During the company’s fire sale, Dinesh accidentally sold his hard drive; Gilfoyle posed as a Geek Squad worker to destroy it. Laurie admitted she never should have un-CEOed Richard and reinstalled him. Erlich manipulated Big Head into creating a vanity project for him. And Jared is just frickin’ weird.

So let's unpack this:

Didn’t Big Head sign a major NDA?

Erlich’s new business venture, Bachmanity, depends on the $20 million severance Big Head got from Hooli. But let’s look back at that severance, back in this season’s first episode:

The most important aspect is the nondisclosure / nondisparagement clause, in which you agree not to say anything negative in the press, in public or in private, about Hooli or Gavin Belson. You will not discuss anything you did at Hooli, at all, in perpetuity, throughout the universe.

The $20 million hinges on that. I would say that CodeRag (no, it’s not a real publication; that’s an HBO-made site) definitely qualifies as “the public,” even if some might argue it doesn’t quite live up to “the press.” So I think what we’re looking at in a few episodes is Big Head getting totally wrecked by his actions in support of his old friend, with Erlich being a pretty satisfying ancillary casualty.

Really, the greater mystery here is why he’s not calling his company Bachman Big-Head Overdrive.

Stop saying Clinkle

What is Clinkle? It was a once-promising startup that was cloaked in mystery and secrecy for months. It had a 22-year-old wunderkind as CEO. It got $30 million in funding and created a weird commercial for itself. In the end, it turned out to be a money-transfer app like Venmo or Square, and it pretty much imploded.

What is Pied Piper? It’s a promising startup with a 26-year-old wunderkind as CEO. It got $5 million in funding for tech that nobody has really seen in action. It has a weird logo. And as of this episode, it looked like it was going to implode.

It’s not an unfair comparison.

Pop culture synchronicity

First of all, totally adorable: In praise of Richard being renamed Pied Piper CEO, Jared recites the beginning of the second stanza of of “O Captain! My Captain!”, a Walt Whitman poem written to eulogize Abraham Lincoln. Kinda dark! Like Richard is maybe a zombie president rising from the dead! Still really sweet, though.
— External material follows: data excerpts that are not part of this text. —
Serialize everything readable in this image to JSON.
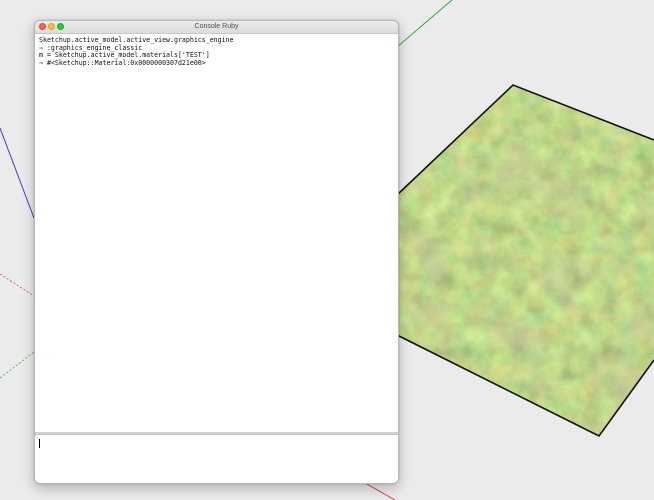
{
  "window": {
    "title": "Console Ruby"
  },
  "console": {
    "lines": [
      "Sketchup.active_model.active_view.graphics_engine",
      "⇒ :graphics_engine_classic",
      "m = Sketchup.active_model.materials['TEST']",
      "⇒ #<Sketchup::Material:0x0000000307d21e00>"
    ],
    "input_value": ""
  },
  "colors": {
    "viewport_background": "#ebebeb",
    "axis_green": "#3ca83c",
    "axis_blue": "#3b3bbf",
    "axis_red": "#d84a4a",
    "grass_base": "#7d8a3a",
    "plane_edge": "#111111"
  },
  "icons": {
    "close": "traffic-light-close-icon",
    "minimize": "traffic-light-minimize-icon",
    "maximize": "traffic-light-maximize-icon"
  }
}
But kind of funny that it aired the same weekend as this SNL sketch, since any reference to that poem necessarily references the 1989 literary bro-drama “Dead Poets Society.” Keep watching:

It’s also funny that the word “gallivanting” was bandied with such nonchalance, considering what happened about an hour earlier on "Game of Thrones":

HBO / Recode

And, of course, big fun for both H.L. Mencken fans out there.

The hardest of drives

Disposal of hard drives is a touchy subject for techies. In another bout of synchronicity, Tom Limoncelli, author of six books on computer system administration and a former Googler, just posted a rant about used hard disks on Facebook. Contacted by email, he said, “Erasing disks before they are disposed is a real issue. An easy way to get PR is to buy some used hard drives on eBay and write a security paper about all the info found: Credit card numbers, personal information and naked pictures.”

He recommends DBAN software to erase disks rather than going the Gilfoyle route: “Drilling a disk through the spindle does not erase the magnetic material, and there are services that can recover such things. Gilfoyle should have used a process that would have shattered the individual platters, not just break the spindle. The gold standard is to first erase it, then crush it — Google uses a wood-chipper.

Also useful for getting rid of Steve Buscemi.